When David told Saul he wanted to fight Goliath, Saul looked at him and basically said, “No. You’re fourteen. You’ve never fought a battle before.” By the way, this was a reasonable response.

But David responded that he hadfought battles before; not against giants, but against lions and bears who would have eaten the sheep he protected. He said to Saul, “The Lord who rescued me from the paw of the lion and the paw of the bear will rescue me from the hand of this Philistine.”

I have the bad habit of forgetting my little victories when faced with a large battle. The victory I felt from the time I pulled through, made the deadline, or navigated a tough conversation seems to vanish in the face the panic my current situation has caused. It’s easy to believe the fight we’re facing is unwinnable when we don’t hold onto the wins we’ve had before.

Don’t ignore the wins in your life that feel small – every time you read scripture, you pray for someone, you choose to save money instead of spend it, you are generous instead of greedy, you are sacrificial instead of selfish, every time you receive praise or hit the note, land the mark, ace the test – these are victories that matter!

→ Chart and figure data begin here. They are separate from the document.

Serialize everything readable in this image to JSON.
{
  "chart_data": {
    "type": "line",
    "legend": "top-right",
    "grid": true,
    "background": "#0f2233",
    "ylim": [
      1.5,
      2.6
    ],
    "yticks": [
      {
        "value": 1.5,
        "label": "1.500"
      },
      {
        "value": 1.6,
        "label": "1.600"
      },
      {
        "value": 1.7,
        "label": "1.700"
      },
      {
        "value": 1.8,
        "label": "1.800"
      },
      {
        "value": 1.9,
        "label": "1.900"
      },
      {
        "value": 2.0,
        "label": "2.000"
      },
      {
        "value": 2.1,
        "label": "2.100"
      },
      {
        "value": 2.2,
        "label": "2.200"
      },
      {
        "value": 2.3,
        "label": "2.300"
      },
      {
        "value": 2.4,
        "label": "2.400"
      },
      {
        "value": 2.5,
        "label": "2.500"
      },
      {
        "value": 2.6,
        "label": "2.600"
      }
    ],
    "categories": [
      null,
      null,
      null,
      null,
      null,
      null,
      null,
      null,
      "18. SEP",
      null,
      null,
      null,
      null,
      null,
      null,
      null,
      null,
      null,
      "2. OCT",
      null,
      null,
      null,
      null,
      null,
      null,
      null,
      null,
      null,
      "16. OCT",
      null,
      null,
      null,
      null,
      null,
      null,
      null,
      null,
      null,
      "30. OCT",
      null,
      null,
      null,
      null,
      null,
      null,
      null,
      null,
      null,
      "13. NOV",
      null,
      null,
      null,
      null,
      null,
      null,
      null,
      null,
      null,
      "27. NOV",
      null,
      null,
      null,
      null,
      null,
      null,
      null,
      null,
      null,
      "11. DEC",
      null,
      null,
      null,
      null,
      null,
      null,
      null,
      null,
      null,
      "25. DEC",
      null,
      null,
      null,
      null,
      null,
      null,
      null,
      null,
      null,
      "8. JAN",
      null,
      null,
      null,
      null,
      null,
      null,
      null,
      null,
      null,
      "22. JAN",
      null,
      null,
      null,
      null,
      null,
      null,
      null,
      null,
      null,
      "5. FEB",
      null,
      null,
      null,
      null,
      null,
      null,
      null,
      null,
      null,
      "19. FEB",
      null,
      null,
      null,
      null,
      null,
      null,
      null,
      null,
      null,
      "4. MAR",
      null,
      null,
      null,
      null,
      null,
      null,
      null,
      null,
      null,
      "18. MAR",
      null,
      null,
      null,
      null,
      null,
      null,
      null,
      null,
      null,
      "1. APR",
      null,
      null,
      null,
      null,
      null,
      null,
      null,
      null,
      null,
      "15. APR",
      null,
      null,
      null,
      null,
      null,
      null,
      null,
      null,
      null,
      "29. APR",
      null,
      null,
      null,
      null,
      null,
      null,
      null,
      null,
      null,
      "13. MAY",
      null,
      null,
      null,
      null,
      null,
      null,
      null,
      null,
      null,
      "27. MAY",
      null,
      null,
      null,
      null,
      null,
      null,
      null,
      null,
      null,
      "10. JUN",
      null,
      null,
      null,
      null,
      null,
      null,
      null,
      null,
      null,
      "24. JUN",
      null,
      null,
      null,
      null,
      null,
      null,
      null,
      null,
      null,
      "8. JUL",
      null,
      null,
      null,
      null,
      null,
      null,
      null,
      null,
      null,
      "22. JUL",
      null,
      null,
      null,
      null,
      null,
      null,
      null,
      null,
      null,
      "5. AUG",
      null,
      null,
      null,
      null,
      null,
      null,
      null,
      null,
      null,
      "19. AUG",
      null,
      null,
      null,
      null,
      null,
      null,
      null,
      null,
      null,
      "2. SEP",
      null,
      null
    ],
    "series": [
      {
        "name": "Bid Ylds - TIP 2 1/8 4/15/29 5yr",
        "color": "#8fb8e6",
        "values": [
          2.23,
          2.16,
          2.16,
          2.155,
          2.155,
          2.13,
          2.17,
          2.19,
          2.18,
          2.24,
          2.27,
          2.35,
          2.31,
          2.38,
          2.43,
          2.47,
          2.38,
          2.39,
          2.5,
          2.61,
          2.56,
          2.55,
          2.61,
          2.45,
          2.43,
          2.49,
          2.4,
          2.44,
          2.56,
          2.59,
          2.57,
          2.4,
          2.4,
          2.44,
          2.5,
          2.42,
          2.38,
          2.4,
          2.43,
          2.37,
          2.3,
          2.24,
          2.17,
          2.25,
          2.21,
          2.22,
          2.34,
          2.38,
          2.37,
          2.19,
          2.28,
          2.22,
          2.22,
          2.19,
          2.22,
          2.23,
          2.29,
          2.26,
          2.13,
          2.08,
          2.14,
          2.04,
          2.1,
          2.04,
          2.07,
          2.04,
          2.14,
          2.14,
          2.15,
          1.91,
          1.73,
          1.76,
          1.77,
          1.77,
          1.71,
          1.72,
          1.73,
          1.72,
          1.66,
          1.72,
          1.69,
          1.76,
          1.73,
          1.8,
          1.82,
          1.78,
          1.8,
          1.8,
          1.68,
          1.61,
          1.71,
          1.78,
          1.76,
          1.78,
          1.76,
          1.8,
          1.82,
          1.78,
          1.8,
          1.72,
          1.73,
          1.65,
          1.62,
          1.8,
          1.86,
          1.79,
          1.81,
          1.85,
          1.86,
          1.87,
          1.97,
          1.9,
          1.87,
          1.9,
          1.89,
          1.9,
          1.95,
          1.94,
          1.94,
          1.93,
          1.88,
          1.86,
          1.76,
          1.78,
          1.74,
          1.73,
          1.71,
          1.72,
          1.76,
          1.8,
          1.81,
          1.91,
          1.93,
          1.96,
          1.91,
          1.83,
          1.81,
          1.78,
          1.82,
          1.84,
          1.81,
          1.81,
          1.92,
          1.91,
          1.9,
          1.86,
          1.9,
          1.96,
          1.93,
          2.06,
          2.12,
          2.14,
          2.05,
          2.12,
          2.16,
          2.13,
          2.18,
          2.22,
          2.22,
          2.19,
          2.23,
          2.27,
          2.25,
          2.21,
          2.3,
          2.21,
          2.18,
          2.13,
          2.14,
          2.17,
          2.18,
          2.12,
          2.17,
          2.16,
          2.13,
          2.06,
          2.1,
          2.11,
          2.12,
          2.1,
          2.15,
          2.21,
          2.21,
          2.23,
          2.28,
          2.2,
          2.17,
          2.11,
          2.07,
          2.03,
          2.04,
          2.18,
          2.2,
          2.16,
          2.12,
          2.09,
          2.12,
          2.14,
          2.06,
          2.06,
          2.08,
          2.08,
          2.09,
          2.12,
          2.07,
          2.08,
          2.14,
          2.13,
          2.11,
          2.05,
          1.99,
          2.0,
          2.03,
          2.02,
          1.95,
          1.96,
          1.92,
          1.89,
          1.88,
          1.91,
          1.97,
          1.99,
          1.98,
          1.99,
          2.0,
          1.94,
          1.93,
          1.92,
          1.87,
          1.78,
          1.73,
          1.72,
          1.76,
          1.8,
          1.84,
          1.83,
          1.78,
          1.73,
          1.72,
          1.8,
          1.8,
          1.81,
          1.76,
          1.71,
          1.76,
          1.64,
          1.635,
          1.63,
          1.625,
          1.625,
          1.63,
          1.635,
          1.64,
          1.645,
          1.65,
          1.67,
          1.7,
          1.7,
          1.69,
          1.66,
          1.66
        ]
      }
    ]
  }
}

Wins compound, they don’t disappear. You are building your life, brick by brick. When you stand on the foundation of all the victories God has led you to and through before, you can look at any situation and know: A bigger enemy is just a better fight!


Before Saul let David go fight Goliath, he gave David his armor and sword to wear in battle. David tried on the heavy armor and attempted to swing the heavy sword but couldn’t. “I cannot go in these,” he said to Saul, “because I am not used to them.”

While this might just seem like fashion or practicality, it’s actually a powerful moment of identity.

God had been preparing David for this moment. David defeating Goliath was not the big finale of David’s life story; it was a tiny incident that began the epic narrative of his life. You start how you want to finish. David’s story was not meant to be a smaller version of anyone who had come before him. It was his and his alone.

If you want a life no one else could have lived, you have to live it as you. Everyone else’s has been done before.

It was David who was anointed to be king, not Saul. It was David who was trained to care for vulnerable and defenseless sheep which prepared him to one day care for the people of Israel, not Saul. It was David who was chosen, David who was bold, David who was qualified for this moment, not Saul.

So if, in the moment before the fight, David had let fear get the better of him and he kept on Saul’s armor, he wouldn’t have been able to walk to the giant. If fear had made David hold on to Saul’s sword, he wouldn’t have been able to reach the giant’s head, like he could with a slingshot and a stone.

In the fight of your life, are you letting fear turn you into someone else? Maybe you don’t want to be too smart, too funny, too outspoken, too quiet, too mature–the list can go on and on. Perhaps you see a friend, peer, or celebrity getting attention, likes, or achieving the goals you set out for yourself, and you think, they have what I want, so I’ll be more like them.

But God has a specific future in mind for you. A future for which your talents, skills, handicaps, quirks, and personality are specifically crafted. There is always room to shape your character, to grow your wisdom, but the core of you was never intended to be shaped or obscured by someone else’s identity.

When you fight as you, you can fight without fear. It’s a fight only you were meant to win!